Here is a fugitive on the run and everyone and anyone who associates with him shares in his disgrace and is equally morally unfit and a bad egg. Mr. Diepreye Alamieyeseigha is said to be hosting a huge celebration with friends, associates and some Ijaw kinsmen in attendance. Every person who drinks with him, utter congratulation or even smiles at this runaway suspect is guilty of indecency, the lack of any mores and a conspirator to the crime of skipping bail. What is there to celebrate here? What is worthy of celebration in Yenagoa today? This is a very sad day in the history of Bayelsa and Nigeria, that a governor of the state jumped bail in London after his arrest, detention, and on-going trial, ran away using fictitious documents and misrepresentation to escape justice. This is a time for mourning and for reflection. Is this how we'll continue while the whole world moves on into greater things and higher heights? Is this the legacy Alamieyeseigha will leave behind? What was he thinking while plotting and planning this escape and what did he think this would avail him and our nation?

This man must be ostracized and kept at arms length. He is setting a bad example for our children and our people; he is a dangerous character who is so crooked and would go to any length to forge travelling documents and papers and escape from the United Kingdom. He is a coward and an abuser of a democratic and civic society that respect rights and privileges of human beings. Mr. Diepreye Alamieyeseigha had exploited the civic and civilized arrangement and nature of the West to escape trial, but there is a way out of this uncouth behaviour of Bayelsa State Governor. The first is to suspend him from his position. There is a political solution to the problem created by this fugitive and that is squarely in the Bayelsa State House of Assembly, which is to impeach Alamieyeseigha immediately for committing criminal acts including travel document forgery, impersonation, and disregard for law and order. His deputy should be sworn in to take over the affairs of the state. And if Mr. Diepreye Alamieyeseigha disturbs the peace and stability of Bayelsa State, then the Federal Government should declare a state of emergency in the state and bring to trial any citizen found to be disturbing the peace and tranquility of the state. If the Bayelsa State House of Assembly fails to uphold the rule of law and defend the Nigerian constitution, then it becomes clear that all the legislators in the House are accomplices of a fraudulent and corrupt governor, Mr. Diepreye Alamieyeseigha.

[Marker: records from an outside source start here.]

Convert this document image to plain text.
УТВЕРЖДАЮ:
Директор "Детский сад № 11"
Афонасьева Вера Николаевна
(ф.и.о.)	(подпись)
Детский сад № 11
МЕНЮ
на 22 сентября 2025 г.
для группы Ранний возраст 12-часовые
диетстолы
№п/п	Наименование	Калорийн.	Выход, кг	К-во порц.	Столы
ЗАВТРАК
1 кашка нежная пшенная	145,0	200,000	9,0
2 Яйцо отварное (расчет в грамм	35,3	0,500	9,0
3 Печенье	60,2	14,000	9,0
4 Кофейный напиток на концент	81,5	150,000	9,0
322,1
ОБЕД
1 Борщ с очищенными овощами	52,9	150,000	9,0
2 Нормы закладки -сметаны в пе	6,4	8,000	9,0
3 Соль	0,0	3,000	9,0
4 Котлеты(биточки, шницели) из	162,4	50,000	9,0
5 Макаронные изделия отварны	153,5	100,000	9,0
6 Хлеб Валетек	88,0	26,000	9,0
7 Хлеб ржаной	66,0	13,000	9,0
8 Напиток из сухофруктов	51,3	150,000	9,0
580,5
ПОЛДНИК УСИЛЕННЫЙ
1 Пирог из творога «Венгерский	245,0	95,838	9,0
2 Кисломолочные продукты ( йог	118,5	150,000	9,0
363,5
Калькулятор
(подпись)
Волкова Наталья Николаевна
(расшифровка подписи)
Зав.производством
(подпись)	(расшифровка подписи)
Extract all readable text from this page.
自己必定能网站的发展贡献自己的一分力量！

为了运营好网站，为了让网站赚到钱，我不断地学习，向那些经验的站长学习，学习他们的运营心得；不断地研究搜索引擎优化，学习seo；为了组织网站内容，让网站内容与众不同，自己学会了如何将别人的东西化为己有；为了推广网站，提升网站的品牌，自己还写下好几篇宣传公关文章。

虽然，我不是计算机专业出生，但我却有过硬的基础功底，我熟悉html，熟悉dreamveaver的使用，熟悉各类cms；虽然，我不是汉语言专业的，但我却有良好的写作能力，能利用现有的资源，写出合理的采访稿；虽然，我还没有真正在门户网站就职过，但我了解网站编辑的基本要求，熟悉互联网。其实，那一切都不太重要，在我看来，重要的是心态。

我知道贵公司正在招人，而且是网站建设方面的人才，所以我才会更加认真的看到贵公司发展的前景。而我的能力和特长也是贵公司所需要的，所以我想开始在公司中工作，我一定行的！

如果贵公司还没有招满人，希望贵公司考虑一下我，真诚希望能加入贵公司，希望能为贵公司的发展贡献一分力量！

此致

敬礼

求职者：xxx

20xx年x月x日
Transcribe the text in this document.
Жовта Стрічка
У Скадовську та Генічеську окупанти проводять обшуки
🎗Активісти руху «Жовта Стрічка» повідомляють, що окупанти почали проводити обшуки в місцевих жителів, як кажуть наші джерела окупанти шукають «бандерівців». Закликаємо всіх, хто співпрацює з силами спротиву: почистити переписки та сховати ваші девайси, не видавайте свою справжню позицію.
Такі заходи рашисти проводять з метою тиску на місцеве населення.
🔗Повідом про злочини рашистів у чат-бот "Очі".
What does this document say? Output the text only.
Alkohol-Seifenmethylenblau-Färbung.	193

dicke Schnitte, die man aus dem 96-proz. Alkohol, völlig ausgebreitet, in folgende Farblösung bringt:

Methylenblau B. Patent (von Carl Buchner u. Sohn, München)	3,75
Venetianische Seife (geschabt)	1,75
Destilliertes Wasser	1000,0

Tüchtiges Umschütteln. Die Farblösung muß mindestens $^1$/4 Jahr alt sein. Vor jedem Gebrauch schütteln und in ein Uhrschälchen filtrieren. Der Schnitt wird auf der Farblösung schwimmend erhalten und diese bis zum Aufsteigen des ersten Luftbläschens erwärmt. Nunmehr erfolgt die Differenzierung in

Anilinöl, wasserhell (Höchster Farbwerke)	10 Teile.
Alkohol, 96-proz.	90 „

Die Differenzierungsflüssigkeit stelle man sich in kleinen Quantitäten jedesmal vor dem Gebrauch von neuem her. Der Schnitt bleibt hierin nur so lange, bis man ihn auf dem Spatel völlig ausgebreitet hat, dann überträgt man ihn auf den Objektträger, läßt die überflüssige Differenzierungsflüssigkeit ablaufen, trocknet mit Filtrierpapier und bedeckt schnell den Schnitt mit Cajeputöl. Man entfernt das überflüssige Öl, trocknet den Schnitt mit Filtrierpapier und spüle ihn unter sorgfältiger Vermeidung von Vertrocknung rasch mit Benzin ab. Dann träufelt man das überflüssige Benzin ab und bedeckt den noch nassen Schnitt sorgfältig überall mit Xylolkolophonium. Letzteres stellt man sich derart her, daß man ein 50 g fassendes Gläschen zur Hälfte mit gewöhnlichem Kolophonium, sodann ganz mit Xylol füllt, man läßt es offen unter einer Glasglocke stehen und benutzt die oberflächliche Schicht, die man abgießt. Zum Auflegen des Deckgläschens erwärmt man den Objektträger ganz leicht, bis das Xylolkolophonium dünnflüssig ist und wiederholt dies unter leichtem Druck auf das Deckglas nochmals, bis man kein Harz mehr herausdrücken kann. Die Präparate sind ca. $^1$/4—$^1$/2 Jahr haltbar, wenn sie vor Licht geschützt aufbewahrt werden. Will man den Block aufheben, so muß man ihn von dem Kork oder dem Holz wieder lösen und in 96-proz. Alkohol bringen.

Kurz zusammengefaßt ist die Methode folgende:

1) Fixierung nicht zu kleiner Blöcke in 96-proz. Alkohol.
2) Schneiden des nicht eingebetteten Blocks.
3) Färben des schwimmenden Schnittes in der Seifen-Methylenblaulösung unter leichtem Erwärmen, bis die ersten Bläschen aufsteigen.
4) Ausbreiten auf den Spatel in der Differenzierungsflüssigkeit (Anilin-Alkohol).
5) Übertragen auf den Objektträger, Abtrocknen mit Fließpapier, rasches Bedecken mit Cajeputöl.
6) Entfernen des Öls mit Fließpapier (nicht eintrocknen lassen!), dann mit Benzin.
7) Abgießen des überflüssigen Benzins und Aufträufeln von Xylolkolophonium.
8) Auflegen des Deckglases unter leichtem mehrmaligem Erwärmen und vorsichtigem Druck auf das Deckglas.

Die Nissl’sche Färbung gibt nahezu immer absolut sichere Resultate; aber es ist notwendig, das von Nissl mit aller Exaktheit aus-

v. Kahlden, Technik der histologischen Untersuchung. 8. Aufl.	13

The confirmation of Mr. Diepreye Alamieyeseigha's return by the Bayelsa State Commissioner for Information, Mr. Oronto Douglas, was short and terse: "Our governor, Chief D.S.P. Alamieyeseigha is back in Bayelsa". Mr. Douglas announced his return without proffering answer to the question relating to how his boss escaped from London, only saying that "I don't have that information at this time". The celebration of Mr. Diepreye Alamieyeseigha must be short-lived and he should be returned to the Brixton Prison in London where he belongs.

Alamieyeseigha has taken his misbehaviour too far and he must be made to pay in full and face the full wrath of the law. This is a tough time for everyone who is a Nigerian and goes about with a Nigerian passport. The Nigerian government must do everything possible to redeem the nation's image by carefully facing up to the problems and challenges the misdemeanour of Mr. Diepreye Alamieyeseigha has caused us, culminating in his repatriation back to the United Kingdom and subsequent frog-matching to jail. This is indeed a criminally minded man who should not be near any seat of power.